Appropriate role of parents
The AAP "Guidance for Effective Discipline" states, "For discipline techniques to be the most effective, they must occur in the context of a relationship in which children feel loved and secure. In this context, parents' responses to children's behavior, whether approving or disapproving, are likely to have the greatest effect be cause the parents' approval is important to the children."1
Most child psychologists agree that children develop best when parents also provide consistent limits and act as the authority figure in the child's life.
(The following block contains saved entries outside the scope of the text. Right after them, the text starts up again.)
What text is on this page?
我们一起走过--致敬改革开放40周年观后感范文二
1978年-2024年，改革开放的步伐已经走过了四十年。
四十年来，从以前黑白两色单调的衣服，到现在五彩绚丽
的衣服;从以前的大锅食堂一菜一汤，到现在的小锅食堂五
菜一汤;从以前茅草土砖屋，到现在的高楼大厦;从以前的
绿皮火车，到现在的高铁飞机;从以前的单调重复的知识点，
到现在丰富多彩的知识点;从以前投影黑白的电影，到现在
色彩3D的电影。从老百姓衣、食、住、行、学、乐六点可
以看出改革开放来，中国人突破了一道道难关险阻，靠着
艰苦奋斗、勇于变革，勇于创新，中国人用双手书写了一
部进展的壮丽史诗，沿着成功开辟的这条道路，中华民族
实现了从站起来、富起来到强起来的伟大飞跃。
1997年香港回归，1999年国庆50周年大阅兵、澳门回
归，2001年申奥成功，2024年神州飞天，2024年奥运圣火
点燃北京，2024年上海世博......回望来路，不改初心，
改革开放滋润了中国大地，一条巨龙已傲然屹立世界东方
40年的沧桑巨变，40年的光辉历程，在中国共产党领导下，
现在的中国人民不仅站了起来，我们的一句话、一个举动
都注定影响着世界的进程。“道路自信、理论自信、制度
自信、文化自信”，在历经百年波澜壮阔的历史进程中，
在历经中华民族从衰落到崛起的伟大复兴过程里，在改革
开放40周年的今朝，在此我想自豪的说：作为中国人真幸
The way the child responds to parental authority will often predict how the child will respond to authority in all other arenas of life-at school, at work, and in society. Unfortunately, too many parents do not understand the necessity of becoming the moral compass and authority for their children. This is often manifested early in the child's life, when the parents are hesitant to tell their children "no." Parents have asked me if their child will feel "abandoned" or rejected if the child is placed in time out. Other parents have been afraid that their children's creativity and exploration will be stifled if they use the word "no."
Setting limits, however, is important as noted in the AAP statement, "...parents will need to provide behavioral limits that their children will not like."1 Too many parents today believe that it is their responsibility to make their children happy, but in reality it is the parents' role to instill positive character traits in their children so that they will grow up to be self-controlled, self-sufficient, caring adults.